This morning, Target announced our first quarter 2026 earnings. Check out the full results and read on for a snapshot.
Q1 was an encouraging start to our new chapter of growth, and we’re focused on the work ahead so we can continue making progress against our long-term goals.
Net Sales
Comparable Sales
GAAP & Adjusted* EPS
Stronger-than-expected Q1 results were driven by broad-based strength
- Net sales increased in all six of our core merchandising categories.
- We saw growth across stores and digital, driven by a 4.4% increase in traffic.
- Digital sales grew 8.9%, led by more than 27% growth in same-day delivery.
- Non-merchandise sales, including Roundel, Target Circle 360 and Target Plus, grew nearly 25%.
Our team made progress across our four strategic priorities in Q1
Leading with Merchandising Authority | Elevating the Guest Experience
Accelerating Technology | Strengthening Team and Communities
Guests responded to newness across the assortment in Q1 as we delivered style, design and value in key areas of differentiation
Health & Wellness
We added nearly 1,500 new items, helping deliver double-digit sales growth.
Culture & Toys
Expanded trading card assortment and a 9% increase in toys under $10 drove double-digit comp growth in toys.
Baby
A refreshed assortment and experience, gift beacons in 1,000 stores and our new Baby Boutique drove a 5% comp acceleration.
Food & Beverage
We introduced 3,000 new food items, with sales from those items growing more than 50% over the prior assortment.
Buzz-Building Partnerships
Only-at-Target partnerships with Roller Rabbit, Parke and Pokémon drove traffic, strong sales and social media engagement as we increased the pace of new drops.
Investing in our team to deliver an elevated experience
- We invested in stores payroll and led more than 300,000 team members through new guest experience training.
- Enhancements to tools like MyDevice simplified workflow so team members can spend more time with guests.
- Many guest satisfaction metrics reached three-year highs in Q1, with improvements across wait times, interactions with our team and more.
- Top item availability improved meaningfully year-over-year.
Bringing Target to new communities and investing for growth
- We opened seven new stores in Q1, including our 2,000th store, as part of our plan to open over 30 new stores this year.
- More than 100 remodel projects are underway across the chain.
- We’re adding capacity across our supply chain with a new receive center in Houston.
Looking Ahead
We’re moving with urgency to execute our plans in Q2 and beyond
- Our largest food and beverage transition in more than a decade will accelerate newness in the category by 50%.
- Target Beauty Studio launches this fall in more than 600 stores.
- Our multi-year home reinvention begins with an overhaul of nearly 75% of decorative accessories.
- Our new EPIC Lab will help teams test and learn around engineering, process innovation and emerging automation solutions.
- We’re making progress in reliability and freshness by adding a new food distribution center in Colorado.
We’re updating guidance while maintaining an appropriately cautious outlook.
For the full year, we are now planning for a net sales increase in a range around 4 percent.
We expect to end the year near the high end of the $7.50-$8.50 EPS range we previously provided.
*Adjusted EPS is a non-GAAP financial measure most directly comparable to GAAP EPS. Adjusted EPS is reconciled to GAAP EPS in our Q1 2026 earnings release posted on our investor relations website.

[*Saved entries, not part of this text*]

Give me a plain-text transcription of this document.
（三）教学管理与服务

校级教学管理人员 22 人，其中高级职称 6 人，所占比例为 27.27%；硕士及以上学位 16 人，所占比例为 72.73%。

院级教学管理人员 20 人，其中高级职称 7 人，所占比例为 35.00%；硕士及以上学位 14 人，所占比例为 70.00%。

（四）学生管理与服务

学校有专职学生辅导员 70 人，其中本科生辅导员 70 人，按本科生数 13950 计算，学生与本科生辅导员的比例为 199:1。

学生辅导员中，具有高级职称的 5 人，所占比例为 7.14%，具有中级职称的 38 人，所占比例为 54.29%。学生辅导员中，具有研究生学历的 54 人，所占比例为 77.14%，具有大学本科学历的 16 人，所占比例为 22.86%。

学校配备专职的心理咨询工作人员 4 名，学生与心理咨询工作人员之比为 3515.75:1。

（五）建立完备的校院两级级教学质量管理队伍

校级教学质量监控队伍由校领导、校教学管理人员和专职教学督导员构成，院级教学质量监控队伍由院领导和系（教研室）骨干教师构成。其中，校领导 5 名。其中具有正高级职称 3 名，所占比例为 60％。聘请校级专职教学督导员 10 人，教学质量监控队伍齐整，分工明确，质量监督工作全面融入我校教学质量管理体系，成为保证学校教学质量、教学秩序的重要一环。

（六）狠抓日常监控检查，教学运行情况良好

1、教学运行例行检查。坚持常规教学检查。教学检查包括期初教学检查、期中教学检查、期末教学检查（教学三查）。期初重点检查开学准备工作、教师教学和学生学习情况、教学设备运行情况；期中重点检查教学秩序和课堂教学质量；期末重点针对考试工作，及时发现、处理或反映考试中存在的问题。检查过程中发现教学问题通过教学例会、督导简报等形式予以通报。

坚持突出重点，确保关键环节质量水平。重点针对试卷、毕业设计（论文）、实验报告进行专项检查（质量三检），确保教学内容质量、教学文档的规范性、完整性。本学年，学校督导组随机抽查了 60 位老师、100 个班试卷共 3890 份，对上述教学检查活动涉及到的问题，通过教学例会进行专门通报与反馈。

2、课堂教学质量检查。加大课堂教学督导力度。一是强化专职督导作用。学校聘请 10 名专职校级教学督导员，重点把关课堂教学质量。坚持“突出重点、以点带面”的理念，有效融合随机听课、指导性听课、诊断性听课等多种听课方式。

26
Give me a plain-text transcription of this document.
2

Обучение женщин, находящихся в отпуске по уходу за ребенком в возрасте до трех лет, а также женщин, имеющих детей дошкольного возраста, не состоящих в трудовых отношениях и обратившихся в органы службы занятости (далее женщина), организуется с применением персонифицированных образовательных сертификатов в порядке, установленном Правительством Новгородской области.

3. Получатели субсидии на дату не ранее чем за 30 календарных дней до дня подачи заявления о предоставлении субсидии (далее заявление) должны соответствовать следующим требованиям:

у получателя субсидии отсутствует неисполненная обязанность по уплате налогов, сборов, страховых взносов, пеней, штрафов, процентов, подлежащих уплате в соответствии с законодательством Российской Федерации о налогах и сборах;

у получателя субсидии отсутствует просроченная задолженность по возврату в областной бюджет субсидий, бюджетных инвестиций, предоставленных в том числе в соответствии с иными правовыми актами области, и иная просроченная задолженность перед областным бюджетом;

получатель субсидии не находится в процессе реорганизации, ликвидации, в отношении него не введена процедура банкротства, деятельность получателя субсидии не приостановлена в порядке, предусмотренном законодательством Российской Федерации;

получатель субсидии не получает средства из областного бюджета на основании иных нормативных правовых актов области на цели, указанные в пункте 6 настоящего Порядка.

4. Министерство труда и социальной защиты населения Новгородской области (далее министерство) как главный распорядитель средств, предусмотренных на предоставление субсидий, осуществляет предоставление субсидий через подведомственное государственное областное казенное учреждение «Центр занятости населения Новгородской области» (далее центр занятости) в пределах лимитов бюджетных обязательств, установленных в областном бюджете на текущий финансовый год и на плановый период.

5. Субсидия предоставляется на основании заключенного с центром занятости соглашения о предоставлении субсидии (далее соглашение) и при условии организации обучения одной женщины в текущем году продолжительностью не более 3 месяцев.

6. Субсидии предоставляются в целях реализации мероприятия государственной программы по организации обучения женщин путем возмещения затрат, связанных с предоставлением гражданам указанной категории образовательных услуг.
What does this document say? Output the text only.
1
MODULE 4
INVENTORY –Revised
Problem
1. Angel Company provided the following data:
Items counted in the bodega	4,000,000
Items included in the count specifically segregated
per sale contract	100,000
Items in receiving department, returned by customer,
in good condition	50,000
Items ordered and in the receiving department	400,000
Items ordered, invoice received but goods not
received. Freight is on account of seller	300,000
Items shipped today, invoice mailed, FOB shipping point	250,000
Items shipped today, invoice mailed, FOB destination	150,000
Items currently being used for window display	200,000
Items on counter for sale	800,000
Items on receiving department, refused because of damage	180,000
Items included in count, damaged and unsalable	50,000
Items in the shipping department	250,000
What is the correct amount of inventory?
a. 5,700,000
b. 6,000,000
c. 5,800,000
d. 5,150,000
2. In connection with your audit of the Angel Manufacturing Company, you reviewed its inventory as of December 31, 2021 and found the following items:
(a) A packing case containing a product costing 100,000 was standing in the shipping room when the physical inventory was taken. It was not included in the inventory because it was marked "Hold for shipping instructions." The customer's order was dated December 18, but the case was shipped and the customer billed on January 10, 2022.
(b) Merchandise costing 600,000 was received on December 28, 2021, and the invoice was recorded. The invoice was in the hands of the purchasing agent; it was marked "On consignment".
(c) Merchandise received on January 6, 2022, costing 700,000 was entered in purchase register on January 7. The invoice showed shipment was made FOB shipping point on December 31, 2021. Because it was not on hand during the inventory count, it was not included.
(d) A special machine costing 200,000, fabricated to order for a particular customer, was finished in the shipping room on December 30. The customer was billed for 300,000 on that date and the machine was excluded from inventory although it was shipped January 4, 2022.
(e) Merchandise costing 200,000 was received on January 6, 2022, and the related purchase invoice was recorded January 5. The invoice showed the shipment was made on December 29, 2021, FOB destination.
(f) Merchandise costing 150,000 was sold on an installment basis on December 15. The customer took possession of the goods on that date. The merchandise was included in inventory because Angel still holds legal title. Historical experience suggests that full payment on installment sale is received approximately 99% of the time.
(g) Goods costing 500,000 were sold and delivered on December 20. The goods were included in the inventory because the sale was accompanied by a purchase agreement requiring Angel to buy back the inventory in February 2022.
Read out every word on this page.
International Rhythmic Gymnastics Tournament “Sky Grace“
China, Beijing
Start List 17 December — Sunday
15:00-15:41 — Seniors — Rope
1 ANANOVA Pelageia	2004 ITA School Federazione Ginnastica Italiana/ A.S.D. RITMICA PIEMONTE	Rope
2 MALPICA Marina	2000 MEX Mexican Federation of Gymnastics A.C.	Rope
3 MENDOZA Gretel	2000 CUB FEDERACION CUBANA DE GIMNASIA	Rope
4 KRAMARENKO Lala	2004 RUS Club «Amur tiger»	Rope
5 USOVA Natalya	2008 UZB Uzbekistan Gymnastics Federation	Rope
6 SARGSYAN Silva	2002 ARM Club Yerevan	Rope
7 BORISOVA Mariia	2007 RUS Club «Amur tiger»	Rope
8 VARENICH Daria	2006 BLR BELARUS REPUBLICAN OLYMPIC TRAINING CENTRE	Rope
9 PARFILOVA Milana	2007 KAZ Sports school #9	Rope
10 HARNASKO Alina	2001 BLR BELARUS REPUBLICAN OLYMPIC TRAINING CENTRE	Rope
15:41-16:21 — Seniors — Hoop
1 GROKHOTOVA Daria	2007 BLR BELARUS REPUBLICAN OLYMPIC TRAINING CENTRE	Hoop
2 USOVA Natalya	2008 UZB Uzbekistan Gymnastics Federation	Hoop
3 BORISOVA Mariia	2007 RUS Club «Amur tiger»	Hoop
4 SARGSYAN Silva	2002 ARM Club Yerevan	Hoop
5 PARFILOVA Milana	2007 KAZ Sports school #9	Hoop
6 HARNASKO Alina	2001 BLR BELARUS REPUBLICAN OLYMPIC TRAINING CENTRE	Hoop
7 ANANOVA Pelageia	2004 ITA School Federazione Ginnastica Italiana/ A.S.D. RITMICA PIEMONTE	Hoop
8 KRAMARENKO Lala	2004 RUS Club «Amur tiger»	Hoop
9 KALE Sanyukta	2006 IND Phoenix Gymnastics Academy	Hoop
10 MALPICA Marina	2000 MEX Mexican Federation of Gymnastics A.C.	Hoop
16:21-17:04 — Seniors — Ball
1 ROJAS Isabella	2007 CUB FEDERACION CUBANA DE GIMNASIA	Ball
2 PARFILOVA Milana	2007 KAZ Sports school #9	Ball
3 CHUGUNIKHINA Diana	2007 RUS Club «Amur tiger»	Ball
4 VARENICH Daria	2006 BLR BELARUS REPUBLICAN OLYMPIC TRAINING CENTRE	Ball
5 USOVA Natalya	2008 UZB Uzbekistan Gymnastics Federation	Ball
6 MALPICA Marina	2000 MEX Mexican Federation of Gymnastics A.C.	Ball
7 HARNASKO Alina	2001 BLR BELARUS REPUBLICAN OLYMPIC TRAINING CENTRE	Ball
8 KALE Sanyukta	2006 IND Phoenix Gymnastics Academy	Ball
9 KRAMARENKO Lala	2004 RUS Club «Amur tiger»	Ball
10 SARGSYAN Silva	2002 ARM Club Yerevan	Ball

Statements in this document about our future financial and operational performance, including our full-year financial guidance which excludes, among others, impacts from any tariff refunds, and our strategy for growth are forward-looking statements within the meaning of the Private Securities Litigation Reform Act of 1995. Please see our Q1 earnings release and our SEC filings for risks and uncertainties that could cause Target’s results to differ materially from what was expected as of the date of this document, May 20, 2026.